将一个哈希表的2个或更多键的整数值与另一个哈希表中的2个值进行比较

Question

I have two hashmaps (resources and neededResources).
Goal is to reduce the amount of resources hashmap, but that can only happen if it has enough of both resource.

// String = name of resources available
// Integer = amount of resources available
Map<String, Integer> resources = new HashMap<>();
resources.put("gold", 10);
resources.put("silver", 10);
// String = name of resource needed
// Integer = amount of resource needed
Map<String, Integer> neededResources = new HashMap<>();
neededResources.put("gold", 2);
neededResources.put("silver", 3);

In this sample case, it would take resources 3 times since on 4th try there wouldn't be enough silver, gold value doesn't change as well.

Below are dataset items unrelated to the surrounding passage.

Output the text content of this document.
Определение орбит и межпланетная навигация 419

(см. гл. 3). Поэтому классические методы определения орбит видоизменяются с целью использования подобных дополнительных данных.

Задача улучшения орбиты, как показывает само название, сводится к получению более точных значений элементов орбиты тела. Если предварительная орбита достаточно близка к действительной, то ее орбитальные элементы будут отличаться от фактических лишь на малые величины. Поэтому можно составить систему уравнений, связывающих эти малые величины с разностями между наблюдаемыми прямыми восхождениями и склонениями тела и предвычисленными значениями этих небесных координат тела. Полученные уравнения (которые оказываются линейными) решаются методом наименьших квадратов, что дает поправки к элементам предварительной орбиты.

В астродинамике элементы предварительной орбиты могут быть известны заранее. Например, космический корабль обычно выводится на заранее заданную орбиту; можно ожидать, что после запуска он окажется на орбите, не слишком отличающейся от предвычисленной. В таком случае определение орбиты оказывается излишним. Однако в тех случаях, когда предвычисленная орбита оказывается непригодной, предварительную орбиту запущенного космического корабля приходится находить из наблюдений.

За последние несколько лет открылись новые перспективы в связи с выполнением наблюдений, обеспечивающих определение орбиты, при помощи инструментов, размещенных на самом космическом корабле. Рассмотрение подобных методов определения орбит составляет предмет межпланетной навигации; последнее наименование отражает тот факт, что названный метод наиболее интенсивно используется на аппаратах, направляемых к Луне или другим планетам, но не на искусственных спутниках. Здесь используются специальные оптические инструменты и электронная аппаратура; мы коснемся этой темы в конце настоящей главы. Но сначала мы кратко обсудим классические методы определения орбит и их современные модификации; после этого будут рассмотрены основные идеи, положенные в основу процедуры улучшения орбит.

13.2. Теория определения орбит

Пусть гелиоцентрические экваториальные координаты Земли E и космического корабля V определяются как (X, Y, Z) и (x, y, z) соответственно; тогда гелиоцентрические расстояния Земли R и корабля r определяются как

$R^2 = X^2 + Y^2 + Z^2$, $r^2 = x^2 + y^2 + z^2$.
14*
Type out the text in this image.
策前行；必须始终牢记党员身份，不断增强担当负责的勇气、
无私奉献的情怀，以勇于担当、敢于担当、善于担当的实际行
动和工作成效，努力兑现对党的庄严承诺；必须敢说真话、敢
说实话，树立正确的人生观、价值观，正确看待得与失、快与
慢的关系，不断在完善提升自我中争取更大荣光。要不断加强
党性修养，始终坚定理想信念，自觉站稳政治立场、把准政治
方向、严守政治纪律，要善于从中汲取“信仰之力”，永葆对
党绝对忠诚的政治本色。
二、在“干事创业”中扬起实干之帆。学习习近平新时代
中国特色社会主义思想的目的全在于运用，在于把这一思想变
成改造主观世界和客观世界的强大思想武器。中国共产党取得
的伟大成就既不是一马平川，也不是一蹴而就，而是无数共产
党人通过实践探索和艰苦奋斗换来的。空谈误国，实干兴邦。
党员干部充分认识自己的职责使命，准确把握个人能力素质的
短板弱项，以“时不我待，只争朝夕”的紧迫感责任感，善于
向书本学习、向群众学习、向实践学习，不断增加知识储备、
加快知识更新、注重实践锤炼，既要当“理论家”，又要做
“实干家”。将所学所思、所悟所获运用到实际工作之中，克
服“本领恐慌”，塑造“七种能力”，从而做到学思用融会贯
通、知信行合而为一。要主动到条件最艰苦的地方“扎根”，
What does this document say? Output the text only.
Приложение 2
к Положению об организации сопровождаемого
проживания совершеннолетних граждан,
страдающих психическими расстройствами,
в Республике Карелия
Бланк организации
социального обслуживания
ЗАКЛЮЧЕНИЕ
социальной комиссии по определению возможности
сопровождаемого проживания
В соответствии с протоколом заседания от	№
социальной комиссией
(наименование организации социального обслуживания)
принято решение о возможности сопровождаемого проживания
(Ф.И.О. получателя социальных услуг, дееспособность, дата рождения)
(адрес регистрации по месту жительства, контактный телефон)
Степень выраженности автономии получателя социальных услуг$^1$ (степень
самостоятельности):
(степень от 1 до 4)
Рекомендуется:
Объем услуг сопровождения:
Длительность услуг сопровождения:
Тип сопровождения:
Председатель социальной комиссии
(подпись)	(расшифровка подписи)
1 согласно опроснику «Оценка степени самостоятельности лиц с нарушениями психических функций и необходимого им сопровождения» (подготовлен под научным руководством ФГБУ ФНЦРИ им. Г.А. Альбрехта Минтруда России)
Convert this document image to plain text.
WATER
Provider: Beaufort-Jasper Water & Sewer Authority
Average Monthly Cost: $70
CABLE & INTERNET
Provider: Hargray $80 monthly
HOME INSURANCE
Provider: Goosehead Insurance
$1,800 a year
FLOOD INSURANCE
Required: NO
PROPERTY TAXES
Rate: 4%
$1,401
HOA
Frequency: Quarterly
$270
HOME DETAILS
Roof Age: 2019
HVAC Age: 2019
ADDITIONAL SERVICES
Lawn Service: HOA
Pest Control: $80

I'm a novice at Java. So far I've tried iterating through both of them but it becomes hard to read and my attempts have looked way too difficult for this task.

Answer 1

Take the value from your resources map, substract the value from neededResources and check if it is >=0. This tells you that there were at least as many resources available as needed. If resources were available, update the value. Otherwise dont.

Create a method wrapper in your resources class

public boolean hasResources(String... pResources){
  for(String resourceKey : pResources){
  int newValue = resources.get(pResourceKey) - neededResources.get(pResourceKey);
    if(newValue < 0){
       return false;
    }
  }
  return true;
}

public void takeResources(String... pResources){
  for(String resourceKey : pResources){
  int newValue = resources.get(pResourceKey) - neededResources.get(pResourceKey);
    resources.put(resourceKey, newValue);
  }
}

Answer 2

The key to this problem is that we don't want to modify the resources Map unless we are absolutely sure that it contains all of the resourcesNeeded . Once you learn about Stream s in Java, this problem should simplify.

First, we want to check if the resources Map contains all of the keys in the resourcesNeeded Map , which may or may not already be given information which you haven't mentioned.

resources.keySet().containsAll(neededResources.keySet());

If that condition is false , then we know that there are needed resources that are not available. Otherwise, we can now check if every value in resources is greater than or equal to the value in resourcesNeeded for its respective key:

resources.entrySet()
         .stream()
         .allMatch(entry -> entry.getValue() >= resourcesNeeded.get(entry.getKey()));

If that condition is false , then more resources are needed then are currently available. Otherwise, we can now modify resources , essentially subtracting each respective value in resourcesNeeded :

resources.replaceAll((k, v) -> v - resourcesNeeded.getOrDefault(k, 0)));

The last two statements can be placed inside of a loop to ensure that the minimum amount of resources remain.

Answer 3

I think this might be what you are after. The code can be inserted after your setup code.

Find the number of possible expenditures:

int n = resources.entrySet().stream().mapToInt(entry -> entry.getValue()/neededResources.getOrDefault(entry.getKey(), 0)).min().getAsInt();
System.out.println(n);

Prints 3

Spend it:

resources.replaceAll((k,v) -> v-n*neededResources.getOrDefault(k,0));
System.out.println(resources);

Prints {gold=4, silver=1}